New York’s mayoral election, pitting Democrat Mark Green against Republican Michael Bloomberg, is highlighting the underlying class divisions and social crisis in the city.

The contest for a successor to Republican Mayor Rudolph Giuliani, who is barred from a third term in office under the city’s term limits law, will be decided on November 6. The election campaign has been characterized by confusion and uncertainty within the city’s political establishment. Matters have become even more tangled since the terror attack on the World Trade Center.

The primary election to select the Democratic and Republican candidates had been set for September 11, the day of the attack. That vote was called off and the primary was postponed for two weeks. It took more than a month for Green to finally secure the Democratic nomination, which he did in a runoff against Bronx Borough President Fernando Ferrer. As a result, the Democratic mayoral candidate was determined only a few weeks before election day.

Bloomberg is the billionaire founder and chairman of Bloomberg, L.P., the financial media giant. He has portrayed himself as a “moderate” in the Giuliani mold, and claimed that his business background and immense wealth insure that he will be able to create jobs and not have to answer to “special interests.”

Bloomberg has thus far spent $41 million of his own fortune on the campaign, a record for a mayoral race. He has blanketed the city with glossy advertising, nonstop television spots and radio ads. He has spent four times as much as his Democratic opponent. His attempt to purchase the election, while not unprecedented in US politics, has no parallel in New York City history.

Mark Green is a veteran Democratic Party officeholder and politician. He has been the city’s public advocate for the past eight years, and before that was the consumer affairs commissioner. A former associate of consumer and environmental activist Ralph Nader, Green has worked assiduously to follow the example of Bill Clinton in positioning himself as a “new Democrat,” a friend of business who understands that any reformist ideas he may have once embraced are no longer relevant.
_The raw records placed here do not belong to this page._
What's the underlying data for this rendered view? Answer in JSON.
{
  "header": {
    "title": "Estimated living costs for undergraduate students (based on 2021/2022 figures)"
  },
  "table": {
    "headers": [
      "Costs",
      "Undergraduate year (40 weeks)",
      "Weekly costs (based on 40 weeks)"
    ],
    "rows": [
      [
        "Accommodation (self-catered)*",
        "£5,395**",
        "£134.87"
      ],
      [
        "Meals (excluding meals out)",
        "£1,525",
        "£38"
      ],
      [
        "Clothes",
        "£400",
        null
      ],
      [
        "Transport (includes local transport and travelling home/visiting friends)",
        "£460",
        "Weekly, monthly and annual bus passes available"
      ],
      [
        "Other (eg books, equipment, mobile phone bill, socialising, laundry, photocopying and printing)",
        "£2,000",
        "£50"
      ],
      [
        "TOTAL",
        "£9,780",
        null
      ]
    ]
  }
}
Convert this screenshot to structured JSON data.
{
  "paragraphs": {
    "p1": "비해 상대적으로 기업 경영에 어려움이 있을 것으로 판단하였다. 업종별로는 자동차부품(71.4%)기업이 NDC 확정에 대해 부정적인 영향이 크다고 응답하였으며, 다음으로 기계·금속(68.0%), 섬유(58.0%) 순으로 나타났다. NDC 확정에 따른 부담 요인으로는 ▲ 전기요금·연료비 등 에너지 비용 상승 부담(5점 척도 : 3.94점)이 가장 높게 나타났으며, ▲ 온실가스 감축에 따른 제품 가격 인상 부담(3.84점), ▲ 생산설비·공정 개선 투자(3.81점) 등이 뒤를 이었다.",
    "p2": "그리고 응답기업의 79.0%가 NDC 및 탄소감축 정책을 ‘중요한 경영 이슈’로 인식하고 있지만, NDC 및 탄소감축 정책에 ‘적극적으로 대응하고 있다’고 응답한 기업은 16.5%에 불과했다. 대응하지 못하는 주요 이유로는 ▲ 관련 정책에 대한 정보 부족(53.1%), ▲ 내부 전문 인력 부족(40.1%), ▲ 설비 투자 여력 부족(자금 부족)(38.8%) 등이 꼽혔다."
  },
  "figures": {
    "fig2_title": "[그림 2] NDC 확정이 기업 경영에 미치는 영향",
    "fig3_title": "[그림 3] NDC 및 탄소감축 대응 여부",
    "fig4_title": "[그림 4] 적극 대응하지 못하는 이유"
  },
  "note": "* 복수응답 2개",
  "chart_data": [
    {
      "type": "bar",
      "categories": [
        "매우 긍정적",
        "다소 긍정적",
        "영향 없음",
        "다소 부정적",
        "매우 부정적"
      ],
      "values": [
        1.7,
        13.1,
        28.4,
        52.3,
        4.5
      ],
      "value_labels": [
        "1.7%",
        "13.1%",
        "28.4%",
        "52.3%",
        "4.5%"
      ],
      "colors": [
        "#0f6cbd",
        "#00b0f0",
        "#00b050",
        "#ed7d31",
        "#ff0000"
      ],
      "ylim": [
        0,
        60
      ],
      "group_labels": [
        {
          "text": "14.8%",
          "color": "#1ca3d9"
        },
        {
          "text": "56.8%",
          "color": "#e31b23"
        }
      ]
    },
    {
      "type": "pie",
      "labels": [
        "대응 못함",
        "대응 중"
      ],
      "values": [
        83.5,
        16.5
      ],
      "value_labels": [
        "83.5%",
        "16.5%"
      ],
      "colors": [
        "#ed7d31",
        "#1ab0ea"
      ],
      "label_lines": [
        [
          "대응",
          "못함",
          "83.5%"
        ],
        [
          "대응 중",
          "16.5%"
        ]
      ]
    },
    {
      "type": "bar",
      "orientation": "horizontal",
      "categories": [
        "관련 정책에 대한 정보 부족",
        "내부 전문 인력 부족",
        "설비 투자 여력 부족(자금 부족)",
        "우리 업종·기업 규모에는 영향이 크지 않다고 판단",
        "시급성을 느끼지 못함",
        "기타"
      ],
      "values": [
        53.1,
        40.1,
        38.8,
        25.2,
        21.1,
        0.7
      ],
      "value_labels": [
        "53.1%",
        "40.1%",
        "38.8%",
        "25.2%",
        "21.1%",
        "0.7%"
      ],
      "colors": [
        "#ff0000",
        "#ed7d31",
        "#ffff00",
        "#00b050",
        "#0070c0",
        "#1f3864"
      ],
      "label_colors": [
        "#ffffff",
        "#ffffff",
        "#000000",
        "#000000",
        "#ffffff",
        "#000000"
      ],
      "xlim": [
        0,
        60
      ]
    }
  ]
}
Before the World Trade Center attack, it was generally expected that the victor in the Democratic primary would win the November vote, despite the lack of enthusiasm among voters for any of the Democratic aspirants. With the unmistakable signs of the first recession in a decade on the horizon, sizable sections of the financial and corporate establishment, although appreciative of all that Giuliani has done to defend their interests, had apparently concluded in the weeks before September 11 that a tactical shift was in order. They were leaning toward a candidate who would continue with the current policies of enriching big business, but would also, unlike Giuliani, pretend to represent the more vulnerable sections of the working class.

September 11 introduced greater uncertainty into the political equation. It does not, at this point, appear to have changed the likely outcome of the vote, but it has altered the political agenda set by the ruling elite and its media spokesmen.

Under the mantra that “everything has changed,” they have, without spelling out details, stressed a program of economic austerity, along with a renewed focus on building up police powers. The needs of the working class are to be shunted aside in the name of rebuilding the downtown financial district. The fight against terrorism has taken center stage, and demands for improvements in social conditions and public services will have to wait. Green has emphatically embraced the new line, and been rewarded with endorsements from the New York Times and other spokesmen of ruling circles.

The collapse of the World Trade Center was a huge shock, but in very different ways, for the city’s working population as well as its ruling elite. For workers it signified, in addition to the grief and suffering of the families of the victims, the disappearance of 100,000 jobs, amid indications that hundreds of thousands of others are at increased risk. For many small businessmen, the September 11 tragedy raised the prospect of bankruptcy.

For Wall Street and the rest of big business, profits, not jobs, are the main concern. They quickly concluded that the economic impact of the attack, on top of the downturn that had already begun, necessitated austerity policies and sweeping cutbacks in public services.

For several weeks, sections of the business establishment flirted with the idea of finding a way to give Giuliani a third term, or extending his current one. In the end, there was insufficient support in ruling circles for such a provocative and unprecedented abandonment of traditional political procedures and forms of rule. Instead the stress was placed on ensuring that, whether Bloomberg or Green became the next mayor, the needs of big business would be attended to.

Although the Democrat is favored at this point, his victory is not guaranteed. Giuliani has finally given Bloomberg his endorsement, but it is being interpreted as a “low-key” effort. Nevertheless, any number of developments could make the election extremely close. There is a strong possibility that Green’s vote will be held down by a greater than expected abstention, especially among minority workers, many of whom cast ballots for Ferrer in the primary and the runoff. The Bronx borough president, a product of the county machine who never had the reputation of being on the “left” of the party—he cast himself as a pro-capital punishment Democrat a few years ago—this time around claimed to speak for “the other New York.”

Whoever is elected next week is going to face a growing economic crisis and an increasingly restive working class. There is disquiet in the city over the bipartisan war drive following the September 11 attacks, as well as the threat of new acts of terrorism. Unemployment is soaring, the city’s tourism and related industries are suffering drastic declines, and there is unmistakable evidence that the slump that began before September 11 is deepening.

Giuliani has already frozen $1 billion in city outlays, asking municipal agencies to look for spending cuts of 15 percent. Many of the thousands forced off the welfare rolls and into low-paying jobs over the past several years now face unemployment with no safety net. Workers who struggled during the Wall Street boom to maintain minimal living standards while a small layer at the top grew fabulously wealthy will be in no mood to accept new sacrifices in the months ahead.